Public Health Agency recommends two Covid doses next year for elderly

Sweden's Public Health Agency is recommending that those above the age of 80 should receive two doses of a Covid-19 vaccine a year, once in the spring and once in the autumn, as it shifts towards a longer-term strategy for the virus.

Public Health Agency recommends two Covid doses next year for elderly

In a new recommendation, the agency said that those living in elderly care centres, and those above the age of 80 should from March 1st receive two vaccinations a year, with a six month gap between doses. 

“Elderly people develop a somewhat worse immune defence after vaccination and immunity wanes faster than among young and healthy people,” the agency said. “That means that elderly people have a greater need of booster doses than younger ones. The Swedish Public Health Agency considers, based on the current knowledge, that it will be important even going into the future to have booster doses for the elderly and people in risk groups.” 

READ ALSO: 

People between the ages of 65 and 79 years old and young people with risk factors, such as obesity, diabetes, poor kidney function or high blood pressure, are recommended to take one additional dose per year.

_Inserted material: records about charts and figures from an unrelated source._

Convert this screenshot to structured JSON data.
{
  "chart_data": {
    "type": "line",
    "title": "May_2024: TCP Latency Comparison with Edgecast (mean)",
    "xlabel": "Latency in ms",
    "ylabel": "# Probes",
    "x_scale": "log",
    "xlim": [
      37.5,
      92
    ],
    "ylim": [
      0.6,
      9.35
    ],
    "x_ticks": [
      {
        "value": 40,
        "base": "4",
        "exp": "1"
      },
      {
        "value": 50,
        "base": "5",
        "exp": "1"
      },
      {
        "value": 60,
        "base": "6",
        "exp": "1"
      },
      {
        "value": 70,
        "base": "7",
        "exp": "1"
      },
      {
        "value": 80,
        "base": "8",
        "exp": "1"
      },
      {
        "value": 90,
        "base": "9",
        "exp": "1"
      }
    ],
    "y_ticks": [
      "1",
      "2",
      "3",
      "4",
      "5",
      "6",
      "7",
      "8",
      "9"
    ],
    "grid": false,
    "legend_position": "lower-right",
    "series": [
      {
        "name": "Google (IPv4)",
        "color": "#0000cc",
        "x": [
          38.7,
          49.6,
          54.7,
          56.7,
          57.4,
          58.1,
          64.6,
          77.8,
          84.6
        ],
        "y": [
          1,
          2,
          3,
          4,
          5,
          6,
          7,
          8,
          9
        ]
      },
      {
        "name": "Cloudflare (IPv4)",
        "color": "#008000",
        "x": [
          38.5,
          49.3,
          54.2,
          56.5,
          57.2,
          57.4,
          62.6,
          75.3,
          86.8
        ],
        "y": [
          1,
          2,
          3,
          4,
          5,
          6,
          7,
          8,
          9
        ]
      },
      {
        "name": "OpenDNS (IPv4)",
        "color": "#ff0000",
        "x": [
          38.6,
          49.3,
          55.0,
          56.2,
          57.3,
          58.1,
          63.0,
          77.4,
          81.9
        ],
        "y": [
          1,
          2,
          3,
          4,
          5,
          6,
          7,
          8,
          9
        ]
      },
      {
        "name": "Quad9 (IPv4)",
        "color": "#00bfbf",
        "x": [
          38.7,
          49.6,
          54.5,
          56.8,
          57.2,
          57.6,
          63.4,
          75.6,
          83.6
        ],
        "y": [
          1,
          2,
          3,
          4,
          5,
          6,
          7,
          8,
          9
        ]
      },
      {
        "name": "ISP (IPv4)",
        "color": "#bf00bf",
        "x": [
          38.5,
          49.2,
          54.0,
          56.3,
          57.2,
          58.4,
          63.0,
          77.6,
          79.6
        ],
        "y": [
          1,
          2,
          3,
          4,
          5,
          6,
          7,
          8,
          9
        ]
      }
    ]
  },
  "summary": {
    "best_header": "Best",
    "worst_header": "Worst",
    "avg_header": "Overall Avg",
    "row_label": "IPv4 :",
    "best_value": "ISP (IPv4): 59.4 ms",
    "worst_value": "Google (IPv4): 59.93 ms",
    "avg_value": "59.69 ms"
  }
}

The new vaccination recommendation, which will start to apply from March 1st next year, is only for 2023, Johanna Rubin, the investigator in the agency’s vaccination programme unit, explained. 

She said too much was still unclear about how long protection from vaccination lasted to institute a permanent programme.

“This recommendation applies to 2023. There is not really an abundance of data on how long protection lasts after a booster dose, of course, but this is what we can say for now,” she told the TT newswire. 

It was likely, however, that elderly people would end up being given an annual dose to protect them from any new variants, as has long been the case with influenza.